Real-time web analytics GoSquared reported that Google suffered from an outage which lasted for between one to five minutes causing a 40 percent drop on the global traffic on Friday.
The outage happened between 3:51 and 3:52 p.m PDT wherein almost 70 percent of requests submitted by users encountered errors. Most of the services affected were restored a minute later but the entire system needed four minutes to fully recover.
During the downtime, the Google Apps Board immediately posted a message.
"We're aware of a problem with Gmail affecting a significant subset of users. The affected users are able to access Gmail, but are seeing error messages and/or other unexpected behavior," it said.
Google declined to comment about the outage when the Sky News tried to reach out to them. However, a digital expert gave the news website an estimated loss that the tech giant had to deal with in such a short time-- amounting to $500,000. But for a company earning billions of dollars in a year, such amount may not be a big deal anyway. It is also unlikely that businesses will steer away from Google since such event doesn't happen all the time.

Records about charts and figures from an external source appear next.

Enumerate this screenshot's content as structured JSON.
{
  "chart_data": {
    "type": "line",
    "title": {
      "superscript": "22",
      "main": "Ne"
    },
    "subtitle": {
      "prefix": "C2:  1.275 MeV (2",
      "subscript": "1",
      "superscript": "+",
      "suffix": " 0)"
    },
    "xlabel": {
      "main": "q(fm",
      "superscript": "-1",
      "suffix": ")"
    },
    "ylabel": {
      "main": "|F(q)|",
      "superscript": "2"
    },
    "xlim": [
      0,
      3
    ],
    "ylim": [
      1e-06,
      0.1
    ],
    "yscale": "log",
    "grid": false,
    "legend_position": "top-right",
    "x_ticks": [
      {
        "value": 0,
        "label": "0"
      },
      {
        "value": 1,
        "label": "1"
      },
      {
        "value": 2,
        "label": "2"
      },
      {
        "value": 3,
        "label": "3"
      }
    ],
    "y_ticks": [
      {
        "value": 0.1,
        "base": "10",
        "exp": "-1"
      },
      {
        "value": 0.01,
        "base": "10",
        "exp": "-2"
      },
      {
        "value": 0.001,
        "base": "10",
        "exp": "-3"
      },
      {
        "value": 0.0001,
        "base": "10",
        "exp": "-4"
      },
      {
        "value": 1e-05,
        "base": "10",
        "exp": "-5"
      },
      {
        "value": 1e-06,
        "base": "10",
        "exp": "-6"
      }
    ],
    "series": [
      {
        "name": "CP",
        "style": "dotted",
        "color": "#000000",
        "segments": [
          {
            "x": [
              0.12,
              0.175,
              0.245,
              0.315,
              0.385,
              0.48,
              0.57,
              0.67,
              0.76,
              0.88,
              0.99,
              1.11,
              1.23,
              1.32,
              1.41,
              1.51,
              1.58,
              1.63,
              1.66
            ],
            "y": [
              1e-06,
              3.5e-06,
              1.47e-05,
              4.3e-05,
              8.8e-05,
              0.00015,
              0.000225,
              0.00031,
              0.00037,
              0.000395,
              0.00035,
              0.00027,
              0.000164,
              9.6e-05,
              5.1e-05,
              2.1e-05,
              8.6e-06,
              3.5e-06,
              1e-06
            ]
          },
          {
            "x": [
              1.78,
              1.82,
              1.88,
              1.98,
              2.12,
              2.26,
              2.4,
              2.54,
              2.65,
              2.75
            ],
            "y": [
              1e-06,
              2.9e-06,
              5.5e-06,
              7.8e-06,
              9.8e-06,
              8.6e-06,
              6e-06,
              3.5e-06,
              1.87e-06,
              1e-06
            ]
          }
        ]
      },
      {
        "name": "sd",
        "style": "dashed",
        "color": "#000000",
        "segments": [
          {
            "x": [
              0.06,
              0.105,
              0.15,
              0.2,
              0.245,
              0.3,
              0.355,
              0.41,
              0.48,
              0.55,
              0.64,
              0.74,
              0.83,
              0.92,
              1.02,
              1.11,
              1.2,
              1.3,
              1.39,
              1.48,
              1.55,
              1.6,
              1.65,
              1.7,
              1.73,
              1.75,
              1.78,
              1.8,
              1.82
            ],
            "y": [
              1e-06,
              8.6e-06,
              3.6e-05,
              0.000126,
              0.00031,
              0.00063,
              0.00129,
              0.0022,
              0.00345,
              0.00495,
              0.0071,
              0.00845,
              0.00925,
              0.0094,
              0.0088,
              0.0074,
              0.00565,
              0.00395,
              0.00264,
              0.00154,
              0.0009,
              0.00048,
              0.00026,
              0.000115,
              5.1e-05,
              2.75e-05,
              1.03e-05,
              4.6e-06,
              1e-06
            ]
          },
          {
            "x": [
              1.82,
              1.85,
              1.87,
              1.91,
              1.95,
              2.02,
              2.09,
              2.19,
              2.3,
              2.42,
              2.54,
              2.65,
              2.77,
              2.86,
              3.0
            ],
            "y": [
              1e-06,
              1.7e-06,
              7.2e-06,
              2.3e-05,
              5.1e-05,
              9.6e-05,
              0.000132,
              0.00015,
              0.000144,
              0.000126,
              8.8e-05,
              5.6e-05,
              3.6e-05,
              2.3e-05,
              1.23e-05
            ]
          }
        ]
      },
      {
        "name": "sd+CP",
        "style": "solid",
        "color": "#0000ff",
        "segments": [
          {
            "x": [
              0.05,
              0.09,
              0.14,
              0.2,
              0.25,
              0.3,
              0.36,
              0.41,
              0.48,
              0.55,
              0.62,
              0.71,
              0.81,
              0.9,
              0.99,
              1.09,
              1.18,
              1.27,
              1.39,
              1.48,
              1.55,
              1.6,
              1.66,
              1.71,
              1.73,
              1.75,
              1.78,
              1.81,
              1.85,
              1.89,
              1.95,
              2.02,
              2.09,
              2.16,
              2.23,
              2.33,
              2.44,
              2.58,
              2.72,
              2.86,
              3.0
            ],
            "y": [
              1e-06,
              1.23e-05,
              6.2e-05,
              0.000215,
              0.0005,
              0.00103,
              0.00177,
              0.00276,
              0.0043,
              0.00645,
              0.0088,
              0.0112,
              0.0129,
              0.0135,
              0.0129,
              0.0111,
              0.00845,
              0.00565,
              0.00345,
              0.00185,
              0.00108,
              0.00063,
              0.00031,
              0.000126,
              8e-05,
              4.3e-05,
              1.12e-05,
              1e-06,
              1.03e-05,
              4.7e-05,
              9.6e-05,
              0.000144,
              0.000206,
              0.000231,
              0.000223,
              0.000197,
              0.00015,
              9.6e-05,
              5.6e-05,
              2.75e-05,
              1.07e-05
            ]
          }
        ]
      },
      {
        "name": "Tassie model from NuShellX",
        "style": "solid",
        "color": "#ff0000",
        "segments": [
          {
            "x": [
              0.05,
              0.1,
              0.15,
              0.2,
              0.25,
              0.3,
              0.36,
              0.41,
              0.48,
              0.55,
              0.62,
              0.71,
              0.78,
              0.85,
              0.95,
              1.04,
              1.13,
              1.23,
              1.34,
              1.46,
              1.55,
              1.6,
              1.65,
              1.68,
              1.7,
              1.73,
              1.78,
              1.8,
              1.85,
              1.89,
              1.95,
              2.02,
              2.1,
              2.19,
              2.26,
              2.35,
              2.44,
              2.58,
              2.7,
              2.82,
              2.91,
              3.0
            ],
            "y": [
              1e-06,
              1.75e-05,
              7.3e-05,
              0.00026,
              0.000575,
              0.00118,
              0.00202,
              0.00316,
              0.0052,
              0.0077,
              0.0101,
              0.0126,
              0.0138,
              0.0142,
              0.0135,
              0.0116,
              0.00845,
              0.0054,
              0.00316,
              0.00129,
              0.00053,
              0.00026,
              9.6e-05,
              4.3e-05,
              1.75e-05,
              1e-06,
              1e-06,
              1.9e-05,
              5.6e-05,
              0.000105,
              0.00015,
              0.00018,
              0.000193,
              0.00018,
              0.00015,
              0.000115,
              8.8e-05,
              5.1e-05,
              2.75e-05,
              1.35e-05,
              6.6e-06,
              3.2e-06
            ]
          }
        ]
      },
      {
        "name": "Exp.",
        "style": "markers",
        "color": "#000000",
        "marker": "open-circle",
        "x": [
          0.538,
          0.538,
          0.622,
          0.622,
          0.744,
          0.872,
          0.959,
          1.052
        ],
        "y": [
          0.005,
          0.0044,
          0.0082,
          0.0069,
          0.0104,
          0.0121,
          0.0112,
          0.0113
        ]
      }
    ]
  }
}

What happened to Google is really new because all of its apps went down as displayed by Google's Apps Status Board itself. There were previous incidents when Gmail and Google Apps went dark but those happened separately. Most experts where still baffled how the entire system could crash.
Phil Dearson, head of strategy for Tribal Worldwide, told the Sky News that it the outage may be most likely an infrastructure issue and not another hacker attack.
"It's probably a physical infrastructure problem given the size of the outage, but it's hard to know at this stage," he said.
With Google affecting 40 percent of the global traffic, the incident also proves the market share the company has.